Problem solved. Thanks for the advice, folks!
Distributed Version Control. (mercurial, git, etc...)
The gist of the story is that there are no checkouts, only clones of a repository.
Your commits are visible only to you until you push it back into the main branch.
Want to do radical experimental change? Clone the repository, do tons of commits on your computer. If it works out, push it back; if not, then just rollback or trash the repo.
Most editors store the last version of your file before the save to a backup file. You could customize that process to append a revision number instead of the normal tilde. You'd then have a copy of the file every time you saved. If that would eat up too much disk space, you could opt for creating diffs for each change and customizing your editor to sequentially apply patches until you get to the revision you want.
if you use Windows Vista, 7 or Windows Server 2003 or newer you could use Shadow Copy. Basically the properties window for your files will have a new tab 'previous version' that keeps track of the previous version of the file.
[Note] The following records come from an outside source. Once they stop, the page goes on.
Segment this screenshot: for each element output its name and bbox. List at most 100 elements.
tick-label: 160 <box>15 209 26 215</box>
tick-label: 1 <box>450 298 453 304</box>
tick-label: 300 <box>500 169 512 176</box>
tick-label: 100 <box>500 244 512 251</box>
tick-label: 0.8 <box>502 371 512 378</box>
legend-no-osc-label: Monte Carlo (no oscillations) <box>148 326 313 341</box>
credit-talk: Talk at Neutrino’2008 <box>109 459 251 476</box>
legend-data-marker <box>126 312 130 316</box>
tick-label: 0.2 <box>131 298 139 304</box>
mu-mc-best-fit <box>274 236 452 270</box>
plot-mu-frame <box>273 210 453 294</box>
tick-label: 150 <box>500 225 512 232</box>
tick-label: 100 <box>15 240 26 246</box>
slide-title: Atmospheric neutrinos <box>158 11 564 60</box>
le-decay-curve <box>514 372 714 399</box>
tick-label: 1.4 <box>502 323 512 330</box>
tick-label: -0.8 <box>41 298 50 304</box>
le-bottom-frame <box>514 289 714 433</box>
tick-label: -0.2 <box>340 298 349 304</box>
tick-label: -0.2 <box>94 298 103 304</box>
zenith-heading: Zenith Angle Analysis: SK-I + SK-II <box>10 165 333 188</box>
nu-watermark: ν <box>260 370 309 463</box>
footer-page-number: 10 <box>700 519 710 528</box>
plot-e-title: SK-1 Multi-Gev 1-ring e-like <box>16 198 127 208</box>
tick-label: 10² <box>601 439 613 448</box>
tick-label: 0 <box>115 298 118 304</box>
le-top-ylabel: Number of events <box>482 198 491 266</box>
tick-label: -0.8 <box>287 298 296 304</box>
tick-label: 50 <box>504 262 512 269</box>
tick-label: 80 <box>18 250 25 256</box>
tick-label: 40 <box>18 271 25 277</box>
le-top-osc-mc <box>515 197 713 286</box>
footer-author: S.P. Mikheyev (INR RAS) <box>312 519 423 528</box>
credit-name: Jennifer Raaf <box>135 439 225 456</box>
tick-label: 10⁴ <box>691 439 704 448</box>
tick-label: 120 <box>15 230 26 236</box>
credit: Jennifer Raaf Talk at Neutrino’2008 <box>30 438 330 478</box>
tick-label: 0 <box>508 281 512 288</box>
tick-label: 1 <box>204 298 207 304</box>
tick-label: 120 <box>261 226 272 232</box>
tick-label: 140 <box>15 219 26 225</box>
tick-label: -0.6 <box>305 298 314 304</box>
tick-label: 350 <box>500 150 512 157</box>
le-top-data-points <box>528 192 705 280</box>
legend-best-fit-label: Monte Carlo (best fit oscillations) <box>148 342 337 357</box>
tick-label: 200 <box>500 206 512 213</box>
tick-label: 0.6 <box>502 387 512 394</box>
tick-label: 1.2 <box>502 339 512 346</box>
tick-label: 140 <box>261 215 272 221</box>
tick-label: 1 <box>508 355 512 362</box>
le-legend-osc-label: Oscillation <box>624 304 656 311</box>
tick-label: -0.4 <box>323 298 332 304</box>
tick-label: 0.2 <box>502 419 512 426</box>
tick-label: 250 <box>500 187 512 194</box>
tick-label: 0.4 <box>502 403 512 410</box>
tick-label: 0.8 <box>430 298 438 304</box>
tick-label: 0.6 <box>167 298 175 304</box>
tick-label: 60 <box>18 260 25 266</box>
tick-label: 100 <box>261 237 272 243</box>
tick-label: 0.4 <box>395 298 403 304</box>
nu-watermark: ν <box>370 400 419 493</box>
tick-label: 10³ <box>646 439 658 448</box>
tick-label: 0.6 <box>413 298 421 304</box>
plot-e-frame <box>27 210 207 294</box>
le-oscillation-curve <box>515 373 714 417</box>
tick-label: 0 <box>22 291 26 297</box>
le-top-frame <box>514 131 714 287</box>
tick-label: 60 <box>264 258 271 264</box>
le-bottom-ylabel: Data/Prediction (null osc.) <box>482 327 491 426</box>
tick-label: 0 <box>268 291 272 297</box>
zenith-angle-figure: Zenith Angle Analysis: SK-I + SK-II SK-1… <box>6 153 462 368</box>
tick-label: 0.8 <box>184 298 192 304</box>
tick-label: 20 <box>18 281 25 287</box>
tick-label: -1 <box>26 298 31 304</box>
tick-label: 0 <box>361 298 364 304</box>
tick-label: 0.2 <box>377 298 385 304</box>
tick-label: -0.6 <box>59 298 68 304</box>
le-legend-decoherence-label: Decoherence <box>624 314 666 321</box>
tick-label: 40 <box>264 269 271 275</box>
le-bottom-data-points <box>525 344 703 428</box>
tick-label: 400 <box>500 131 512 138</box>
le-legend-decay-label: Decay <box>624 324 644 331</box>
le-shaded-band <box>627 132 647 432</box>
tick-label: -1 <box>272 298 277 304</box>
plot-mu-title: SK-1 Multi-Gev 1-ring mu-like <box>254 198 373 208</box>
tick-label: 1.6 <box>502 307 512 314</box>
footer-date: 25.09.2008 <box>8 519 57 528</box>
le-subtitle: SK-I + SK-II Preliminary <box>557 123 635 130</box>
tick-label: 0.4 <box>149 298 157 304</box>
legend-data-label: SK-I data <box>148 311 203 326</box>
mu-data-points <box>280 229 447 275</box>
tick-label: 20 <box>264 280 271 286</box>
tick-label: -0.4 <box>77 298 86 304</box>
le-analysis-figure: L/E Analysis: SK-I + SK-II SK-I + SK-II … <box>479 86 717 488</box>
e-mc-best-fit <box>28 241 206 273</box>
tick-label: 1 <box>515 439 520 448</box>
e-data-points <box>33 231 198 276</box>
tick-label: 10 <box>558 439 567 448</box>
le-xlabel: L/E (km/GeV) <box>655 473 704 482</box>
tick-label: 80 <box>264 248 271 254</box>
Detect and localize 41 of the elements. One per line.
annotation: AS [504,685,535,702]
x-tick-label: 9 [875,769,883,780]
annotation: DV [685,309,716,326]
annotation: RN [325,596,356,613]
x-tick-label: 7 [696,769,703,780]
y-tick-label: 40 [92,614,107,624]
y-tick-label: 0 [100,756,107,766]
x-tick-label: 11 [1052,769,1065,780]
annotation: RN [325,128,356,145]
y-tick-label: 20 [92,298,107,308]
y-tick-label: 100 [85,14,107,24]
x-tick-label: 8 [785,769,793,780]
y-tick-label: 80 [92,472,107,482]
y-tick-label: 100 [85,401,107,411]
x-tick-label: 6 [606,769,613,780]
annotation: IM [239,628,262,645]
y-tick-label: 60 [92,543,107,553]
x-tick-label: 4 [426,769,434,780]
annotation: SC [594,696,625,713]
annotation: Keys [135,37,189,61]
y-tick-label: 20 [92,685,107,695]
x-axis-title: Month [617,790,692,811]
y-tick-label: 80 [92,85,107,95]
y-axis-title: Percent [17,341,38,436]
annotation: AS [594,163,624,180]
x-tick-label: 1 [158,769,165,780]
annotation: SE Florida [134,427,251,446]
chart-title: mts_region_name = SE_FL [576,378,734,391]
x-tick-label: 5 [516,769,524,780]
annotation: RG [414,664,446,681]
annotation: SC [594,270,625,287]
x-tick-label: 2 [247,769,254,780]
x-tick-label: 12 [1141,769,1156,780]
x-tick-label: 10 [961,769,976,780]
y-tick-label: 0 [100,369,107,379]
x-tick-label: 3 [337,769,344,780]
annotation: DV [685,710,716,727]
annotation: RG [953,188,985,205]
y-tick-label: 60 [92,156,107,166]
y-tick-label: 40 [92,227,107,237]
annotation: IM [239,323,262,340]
the service should automatically generate the snapshot, but just to be safe you can run the following command right after your moment of "inspiration"
'vssadmin create shadow /for=c:\My Project\'
it has defiantly saved my ass quite a few times.
Shadow Copy
I think it is time to switch editors. Emacs has a variable version-control, which determines whether Emacs will automatically create multiple backups for a file when saving it, naming them foo.~1~, foo.~2~ etc. Additional variables determine how many backup copies to keep.